How to Ideate, Incubate, but Fail

how ideate incubate fail x

Most organizations launch initiatives to drive growth and there are great practices available to innovate in the core business and explore new business models. Three years ago, I met Stephen, CEO for a North American media firm. He had invested $200M to build new businesses to address the slow but consistent decline in demand for their core business. He was frustrated by the lack of progress.

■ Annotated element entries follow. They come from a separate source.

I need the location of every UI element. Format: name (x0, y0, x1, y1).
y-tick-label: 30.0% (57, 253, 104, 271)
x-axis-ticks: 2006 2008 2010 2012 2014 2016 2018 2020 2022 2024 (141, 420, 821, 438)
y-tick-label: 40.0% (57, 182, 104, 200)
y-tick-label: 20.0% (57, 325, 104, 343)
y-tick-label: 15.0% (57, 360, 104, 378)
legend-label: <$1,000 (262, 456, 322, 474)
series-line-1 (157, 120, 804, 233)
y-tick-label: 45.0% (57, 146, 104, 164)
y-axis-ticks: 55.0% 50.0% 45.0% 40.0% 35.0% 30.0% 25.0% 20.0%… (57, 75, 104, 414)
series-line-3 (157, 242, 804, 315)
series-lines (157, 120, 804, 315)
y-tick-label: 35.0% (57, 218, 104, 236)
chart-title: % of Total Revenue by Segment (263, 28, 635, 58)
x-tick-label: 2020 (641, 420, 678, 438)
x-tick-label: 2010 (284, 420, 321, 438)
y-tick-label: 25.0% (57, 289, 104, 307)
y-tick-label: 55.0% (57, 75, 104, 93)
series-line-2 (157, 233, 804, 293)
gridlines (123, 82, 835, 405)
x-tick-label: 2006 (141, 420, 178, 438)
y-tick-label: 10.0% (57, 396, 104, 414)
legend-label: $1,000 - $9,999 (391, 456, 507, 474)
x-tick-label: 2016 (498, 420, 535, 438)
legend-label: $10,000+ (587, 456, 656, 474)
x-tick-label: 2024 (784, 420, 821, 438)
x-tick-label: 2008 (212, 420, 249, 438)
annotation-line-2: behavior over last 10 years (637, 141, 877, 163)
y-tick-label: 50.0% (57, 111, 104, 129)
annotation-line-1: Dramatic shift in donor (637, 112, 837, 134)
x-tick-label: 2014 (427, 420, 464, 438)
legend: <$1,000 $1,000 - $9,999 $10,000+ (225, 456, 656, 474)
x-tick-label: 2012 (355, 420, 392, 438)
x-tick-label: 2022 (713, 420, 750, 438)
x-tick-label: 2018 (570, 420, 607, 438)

Stephen wanted to know what happened and wondered, “did we involve the wrong people?” The more we talked, it became clearer that the problem was two-fold, he was:

  1. Using revenue and market share as indicators of success
  2. Managing innovation in the core and explore as synonymous

Part of the problem was his expectations for revenue. The uncertainty about the business model and his frustration resulted in waning support from key senior stakeholders. The other part of the problem was senior management was treating all innovation as equal. The monthly review of innovation resembled typical project reviews focused on red/yellow/green and reporting percent complete.

It is harder to explore beyond the core because there is more uncertainty and risk. The ambiguity and pressure to deliver revenue resulted in the teams pursuing safe bets. The teams that had started out with bold, new business ideas ended up gravitating to ideas that were more closely aligned to existing capabilities within the firm.

Senior management needed to give those teams the freedom to operate beyond the routine management systems. At the same time, they need to be curious about how the new business model ideas challenge the assumptions of today’s business. That requires dialogue and transparency about what the team is learning. A checklist is insufficient.

Consider the following example about providing support and free reign in the face of uncertainty and risk.

At WalMart, Store No. 8 is their incubator business in Silicon Valley. Within Store No. 8 is a portfolio of disruptive innovation that is managed separately from core operations. Executives from the core are involved in the governance, but the new ventures are protected from delivering lagging indicators of success, like revenue and margin. Instead, they invest significant resources to run in-market experiments to discover the business model that brings value to consumers and has profit potential for the enterprise.

Growth initiatives thrive when the disciplines of innovation are applied.